La única luz que tenía era la de la luna y así no podía ver mucho más allá de donde estaba. Sólo oía su respiración y la oscuridad de alrededor era tan opresiva que empezó a sentir cierta ansiedad.
Algo le rozó la pierna, de un respingo se puso en pie e inició el regreso al camino. Iba mirando hacia atrás para asegurarse que no la seguían, por lo que no vio al hombre que le estaba bloqueando el camino. Cuando miró hacía delante era demasiado tarde, él la había agarrado por el cuerpo y la tenía inmovilizada.
En ese momento, oyó moverse a más personas. El hombre la soltó de un empujón y la tiró al suelo. Ninguno decía ni una palabra pero todos eran hombres, de eso estaba segura. La tenían acorralada en un círculo. Asustada se levantó e intentó escapar hacia donde sabía que estaba el camino.
Uno de ellos le puso la zancadilla y Marian cayó de cara al suelo. Notó la sangre que le salía del labio y empezó a llorar en silencio.

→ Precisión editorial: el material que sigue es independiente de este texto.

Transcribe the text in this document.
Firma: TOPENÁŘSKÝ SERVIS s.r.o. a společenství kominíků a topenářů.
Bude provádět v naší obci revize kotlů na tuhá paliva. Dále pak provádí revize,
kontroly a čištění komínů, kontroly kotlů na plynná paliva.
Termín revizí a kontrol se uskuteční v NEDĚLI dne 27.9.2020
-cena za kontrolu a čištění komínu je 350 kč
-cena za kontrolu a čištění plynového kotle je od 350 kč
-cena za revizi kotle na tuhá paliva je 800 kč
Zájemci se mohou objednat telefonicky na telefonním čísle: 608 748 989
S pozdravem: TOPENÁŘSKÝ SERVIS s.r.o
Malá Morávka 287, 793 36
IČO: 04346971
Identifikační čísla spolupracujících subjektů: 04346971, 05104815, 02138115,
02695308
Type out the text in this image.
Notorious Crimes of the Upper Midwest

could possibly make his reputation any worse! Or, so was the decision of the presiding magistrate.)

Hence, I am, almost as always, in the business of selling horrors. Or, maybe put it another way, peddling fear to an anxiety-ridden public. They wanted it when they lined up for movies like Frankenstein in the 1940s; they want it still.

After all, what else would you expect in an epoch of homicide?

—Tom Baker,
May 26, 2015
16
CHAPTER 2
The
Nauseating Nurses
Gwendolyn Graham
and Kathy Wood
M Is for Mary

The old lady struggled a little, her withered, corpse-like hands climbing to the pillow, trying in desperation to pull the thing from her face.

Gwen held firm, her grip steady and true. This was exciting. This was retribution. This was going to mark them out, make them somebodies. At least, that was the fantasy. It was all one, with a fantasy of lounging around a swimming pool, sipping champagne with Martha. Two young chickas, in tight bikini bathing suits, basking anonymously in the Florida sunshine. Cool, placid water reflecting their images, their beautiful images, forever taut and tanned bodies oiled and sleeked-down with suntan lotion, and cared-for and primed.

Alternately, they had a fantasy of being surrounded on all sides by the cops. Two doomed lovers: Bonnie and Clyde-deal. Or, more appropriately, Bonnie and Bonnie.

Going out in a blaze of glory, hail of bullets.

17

Dos de ellos la agarraron por debajo de los brazos y empezaron a arrastrarla boca abajo. Marian notaba como se iba levantando la piel de sus rodillas. Todo estaba en silencio. La falda se le enganchó en un matorral y se le rasgó, dejando al descubierto sus piernas. Aunque sabía que no se podía tapar intentó llevar las manos hacia la tela rota.
La llevaron arrastrando todo el camino hasta su campamento. Cuando llegaron la soltaron en la puerta y se marcharon sin más, dejándola allí tirada llorando desconsoladamente y con heridas y magulladuras por todo el cuerpo. Como pudo, se arrastró hacia dentro de su choza y se metió en su camastro, intentado no despertar a nadie.